Nell Carter is beside herself.

“I just don’t understand it, Phil,” she says, pulling me aside at a poorly-attended press conference for the Families in Transition Act. “This is not important enough to be on channel two or four or seven? Why aren’t people getting out to promote this bill so these children can receive something? What the fuck is wrong with this country?”

The Families in Transition Act is a bill on the floor of the New York State Legislature that would provide financial assistance to AIDS orphans and enable mothers with AIDS to designate where their children would live in the event of their death. It’s also Nell’s most current AIDS advocacy project.

After recently completing the Broadway run of Annie, Nell sat down with me to discuss her AIDS conspiracy theory, infamous temper tantrum and what Annie and AIDS have in common.

Phil: When did you first become aware of AIDS?

Nell: It was 1978. We had hairdresser on Ain’t Misbehavin’. He was feeling fine. Next thing we know, he was looking tired. He went in the hospital and that week they brought us all in and gave us hepatitis shots because that’s what they said it was. I didn’t know it was AIDS until a year later, when I saw it in other people. It was just part of the business.

And your brother?

In September of 1988, as soon as he found out, he flew to California and lied. He said, “Sis, I have cancer,” and I just looked at him and I knew. There was a bed between us and we started to remake the bed. We didn’t say a word.

When did he die?

In the summer of ’89. The doctor called and said, “Your brother needs you to come down.” I got off the plan, I’m walking down the runway, and my sister meets me and says, “Nell, Bernard’s gone.” The last thing I wanted to do was hug her-because that would mean it was true.  That son of a bitch couldn’t have waited ’til I got there. I went to the morgue and they pulled back the sheet. I started hugging him, and the guard pulled me away and I started fighting with him. Mean. That was the last time I was gonna touch my brother.

The bourgeois side of my family had already decided that the death certificate was going to say: Cancer! A lot of people in Birmingham, Alabama hate me because I’m the one who made it publicly known that he died of AIDS. And if they get this magazine, good.

You volunteer for Project Inform. How did you become involved there?

Bernard had just died. I accepted a date to sing for them so I could tell them how much I hated them. Because my money couldn’t buy a damn cure and there was information out there and none of my “intelligent” friends knew about it. I cursed everyone out. Screaming, throwing things, because I wasn’t told about Project Inform. I could’ve kept him alive! Then I met the staff and these people with AIDS, and I though, maybe this is my way-through my brother-of passing the word on.

What do you like about the group?

The information they distribute can save your life. Shouldn’t you have the right to know about the latest cocktail? How the fuck do you think you got AZT? It was people like Martin Delaney who illegally brought it over! These people saved lives. It’s not the government. Everybody smiles when they say “Clinton” and how much good is happening. Well, shut up! I hate that.

I think AIDS was man-made. When I was living in Vienna, everybody said it was a disease manufactured by the United States, and I believe it. It wouldn’t be the first time these people have tried to annihilate a whole race. It would be so easy if they could wipe out the homosexuals and blacks.

So you see AIDS as an issue of race?

The cases that are most prevalent right now, from what I understand, are in young black women. What bothers me is when you hear it on the news or see it printed, there isn’t a comma between blacks and the sharing of needles.

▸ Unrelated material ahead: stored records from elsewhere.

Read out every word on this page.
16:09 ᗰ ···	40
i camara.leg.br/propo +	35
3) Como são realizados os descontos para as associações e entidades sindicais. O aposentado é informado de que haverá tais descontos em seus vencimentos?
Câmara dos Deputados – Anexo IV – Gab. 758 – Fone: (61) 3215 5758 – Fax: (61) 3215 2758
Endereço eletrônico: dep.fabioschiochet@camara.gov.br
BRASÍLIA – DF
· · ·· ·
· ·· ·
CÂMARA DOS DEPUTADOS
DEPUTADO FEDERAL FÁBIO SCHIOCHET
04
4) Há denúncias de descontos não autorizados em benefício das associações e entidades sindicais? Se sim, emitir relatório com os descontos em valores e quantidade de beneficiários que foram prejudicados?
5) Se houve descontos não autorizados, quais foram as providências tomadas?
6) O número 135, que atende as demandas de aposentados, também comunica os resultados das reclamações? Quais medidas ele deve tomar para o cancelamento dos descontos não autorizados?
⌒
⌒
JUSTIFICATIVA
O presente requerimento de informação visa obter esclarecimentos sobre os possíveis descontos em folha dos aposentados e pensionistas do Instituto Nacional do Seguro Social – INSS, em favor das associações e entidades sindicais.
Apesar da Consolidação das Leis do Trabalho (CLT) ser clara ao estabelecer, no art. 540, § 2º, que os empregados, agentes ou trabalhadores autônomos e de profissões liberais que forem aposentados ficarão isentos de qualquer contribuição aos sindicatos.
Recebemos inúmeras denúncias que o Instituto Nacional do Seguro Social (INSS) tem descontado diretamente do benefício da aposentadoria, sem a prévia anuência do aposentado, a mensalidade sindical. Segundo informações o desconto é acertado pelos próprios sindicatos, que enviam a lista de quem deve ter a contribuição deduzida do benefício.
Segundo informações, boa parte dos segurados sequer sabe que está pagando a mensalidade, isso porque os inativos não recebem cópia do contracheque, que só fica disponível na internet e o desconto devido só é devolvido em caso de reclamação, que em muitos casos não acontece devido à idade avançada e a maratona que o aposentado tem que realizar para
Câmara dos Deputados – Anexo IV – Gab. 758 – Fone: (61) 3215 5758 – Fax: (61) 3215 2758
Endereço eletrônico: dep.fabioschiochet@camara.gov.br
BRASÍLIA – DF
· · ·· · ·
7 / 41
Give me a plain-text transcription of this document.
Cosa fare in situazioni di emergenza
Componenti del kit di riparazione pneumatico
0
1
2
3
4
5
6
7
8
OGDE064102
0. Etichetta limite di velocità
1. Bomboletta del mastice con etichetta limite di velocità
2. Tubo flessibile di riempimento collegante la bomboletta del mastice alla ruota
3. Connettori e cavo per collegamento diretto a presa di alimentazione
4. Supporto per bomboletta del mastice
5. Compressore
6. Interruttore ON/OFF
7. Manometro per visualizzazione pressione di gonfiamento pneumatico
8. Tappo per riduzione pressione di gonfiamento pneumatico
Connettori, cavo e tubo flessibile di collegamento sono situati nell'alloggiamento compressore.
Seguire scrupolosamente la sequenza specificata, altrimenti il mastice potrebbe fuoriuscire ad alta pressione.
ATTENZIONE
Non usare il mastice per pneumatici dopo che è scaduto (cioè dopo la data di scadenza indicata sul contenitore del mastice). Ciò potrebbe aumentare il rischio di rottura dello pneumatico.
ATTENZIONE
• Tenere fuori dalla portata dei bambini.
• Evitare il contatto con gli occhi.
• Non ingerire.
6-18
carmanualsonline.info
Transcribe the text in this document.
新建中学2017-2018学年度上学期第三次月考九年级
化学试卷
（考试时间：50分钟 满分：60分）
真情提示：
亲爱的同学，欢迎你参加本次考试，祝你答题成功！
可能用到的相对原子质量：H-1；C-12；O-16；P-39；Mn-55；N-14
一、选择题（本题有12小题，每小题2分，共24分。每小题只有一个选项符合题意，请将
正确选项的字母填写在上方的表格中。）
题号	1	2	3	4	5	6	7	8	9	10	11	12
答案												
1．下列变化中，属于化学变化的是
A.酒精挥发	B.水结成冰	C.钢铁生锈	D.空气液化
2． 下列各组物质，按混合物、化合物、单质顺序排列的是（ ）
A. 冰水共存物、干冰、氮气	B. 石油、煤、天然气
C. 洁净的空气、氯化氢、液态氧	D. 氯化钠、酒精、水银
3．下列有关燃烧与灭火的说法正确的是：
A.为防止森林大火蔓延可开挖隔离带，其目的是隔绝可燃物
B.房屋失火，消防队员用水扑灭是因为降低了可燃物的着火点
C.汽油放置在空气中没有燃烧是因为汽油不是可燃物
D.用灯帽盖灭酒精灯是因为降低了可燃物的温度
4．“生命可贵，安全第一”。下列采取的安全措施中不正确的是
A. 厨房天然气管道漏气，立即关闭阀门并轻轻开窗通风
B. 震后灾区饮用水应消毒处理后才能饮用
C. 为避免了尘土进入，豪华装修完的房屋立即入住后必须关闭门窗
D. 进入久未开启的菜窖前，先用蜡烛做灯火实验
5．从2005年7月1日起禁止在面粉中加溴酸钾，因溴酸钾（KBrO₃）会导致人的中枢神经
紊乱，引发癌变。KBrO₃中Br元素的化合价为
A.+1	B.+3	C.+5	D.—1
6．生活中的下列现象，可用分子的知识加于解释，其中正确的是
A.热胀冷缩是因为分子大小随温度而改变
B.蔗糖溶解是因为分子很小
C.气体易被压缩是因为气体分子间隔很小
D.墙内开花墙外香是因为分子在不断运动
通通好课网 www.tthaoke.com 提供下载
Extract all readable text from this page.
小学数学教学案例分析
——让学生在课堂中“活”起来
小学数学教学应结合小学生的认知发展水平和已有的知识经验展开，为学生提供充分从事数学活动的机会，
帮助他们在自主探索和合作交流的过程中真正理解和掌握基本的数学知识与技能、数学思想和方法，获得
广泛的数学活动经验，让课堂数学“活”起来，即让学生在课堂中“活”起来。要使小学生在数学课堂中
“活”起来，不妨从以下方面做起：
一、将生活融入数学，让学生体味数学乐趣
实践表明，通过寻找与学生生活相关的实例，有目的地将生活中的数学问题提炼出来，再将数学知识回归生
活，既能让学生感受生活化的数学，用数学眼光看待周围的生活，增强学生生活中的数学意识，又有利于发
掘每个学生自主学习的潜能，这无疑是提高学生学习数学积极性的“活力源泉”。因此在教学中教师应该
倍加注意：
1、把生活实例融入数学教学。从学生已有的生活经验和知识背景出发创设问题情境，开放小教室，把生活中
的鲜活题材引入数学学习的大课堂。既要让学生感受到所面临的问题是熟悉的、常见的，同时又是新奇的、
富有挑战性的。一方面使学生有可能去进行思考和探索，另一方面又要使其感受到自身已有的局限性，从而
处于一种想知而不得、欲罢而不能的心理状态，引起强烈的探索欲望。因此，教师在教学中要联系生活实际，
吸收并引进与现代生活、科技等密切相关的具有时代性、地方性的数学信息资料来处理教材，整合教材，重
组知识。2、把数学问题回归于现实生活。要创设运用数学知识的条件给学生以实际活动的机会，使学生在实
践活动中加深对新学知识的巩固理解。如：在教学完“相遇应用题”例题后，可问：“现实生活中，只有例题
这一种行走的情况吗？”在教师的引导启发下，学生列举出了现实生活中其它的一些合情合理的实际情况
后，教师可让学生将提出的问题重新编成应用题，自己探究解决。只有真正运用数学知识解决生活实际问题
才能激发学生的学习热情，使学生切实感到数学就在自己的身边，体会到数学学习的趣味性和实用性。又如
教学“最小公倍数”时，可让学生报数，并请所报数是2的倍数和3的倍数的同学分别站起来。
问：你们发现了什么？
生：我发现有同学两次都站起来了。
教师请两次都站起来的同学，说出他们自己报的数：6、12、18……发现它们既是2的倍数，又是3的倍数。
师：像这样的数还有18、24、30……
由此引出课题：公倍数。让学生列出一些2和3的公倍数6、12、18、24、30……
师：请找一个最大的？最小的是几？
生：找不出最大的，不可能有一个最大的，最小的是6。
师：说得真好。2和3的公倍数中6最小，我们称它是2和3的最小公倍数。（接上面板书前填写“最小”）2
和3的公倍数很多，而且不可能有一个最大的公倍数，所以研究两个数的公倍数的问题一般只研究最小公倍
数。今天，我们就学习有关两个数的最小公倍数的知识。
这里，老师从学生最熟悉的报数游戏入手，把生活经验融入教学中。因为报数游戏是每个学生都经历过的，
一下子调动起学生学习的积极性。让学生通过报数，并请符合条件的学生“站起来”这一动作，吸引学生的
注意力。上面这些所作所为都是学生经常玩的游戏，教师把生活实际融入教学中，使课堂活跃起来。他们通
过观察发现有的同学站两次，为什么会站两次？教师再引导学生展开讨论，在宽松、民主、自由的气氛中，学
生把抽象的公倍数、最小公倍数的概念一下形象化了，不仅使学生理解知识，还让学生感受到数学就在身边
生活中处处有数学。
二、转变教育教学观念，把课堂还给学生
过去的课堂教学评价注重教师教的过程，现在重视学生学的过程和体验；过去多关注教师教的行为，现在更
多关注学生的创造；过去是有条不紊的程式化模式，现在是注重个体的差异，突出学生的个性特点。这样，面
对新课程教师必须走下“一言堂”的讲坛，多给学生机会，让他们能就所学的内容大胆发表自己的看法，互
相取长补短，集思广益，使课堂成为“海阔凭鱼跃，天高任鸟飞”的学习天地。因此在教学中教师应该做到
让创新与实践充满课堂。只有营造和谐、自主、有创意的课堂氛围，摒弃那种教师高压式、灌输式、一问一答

You used to sing in the Continental Baths in New York City. Bette Midler, who also performed there, has said that she feels remorse for what she sees as advocating the spread of the disease.

I can sympathize with her feelings. But it was spread in other places too, in heterosexual places. I feel remorse for anyone who’s not here. But I have to admit that it was exciting, in a way, to feel free to do that.

Do you think some stars exploit AIDS?

God, yes! To push their new album and all this stuff. I hate being introduced as the star of Annie when I’m out doin’ stuff for AIDS. Annie has nothing to do with this. Nothing!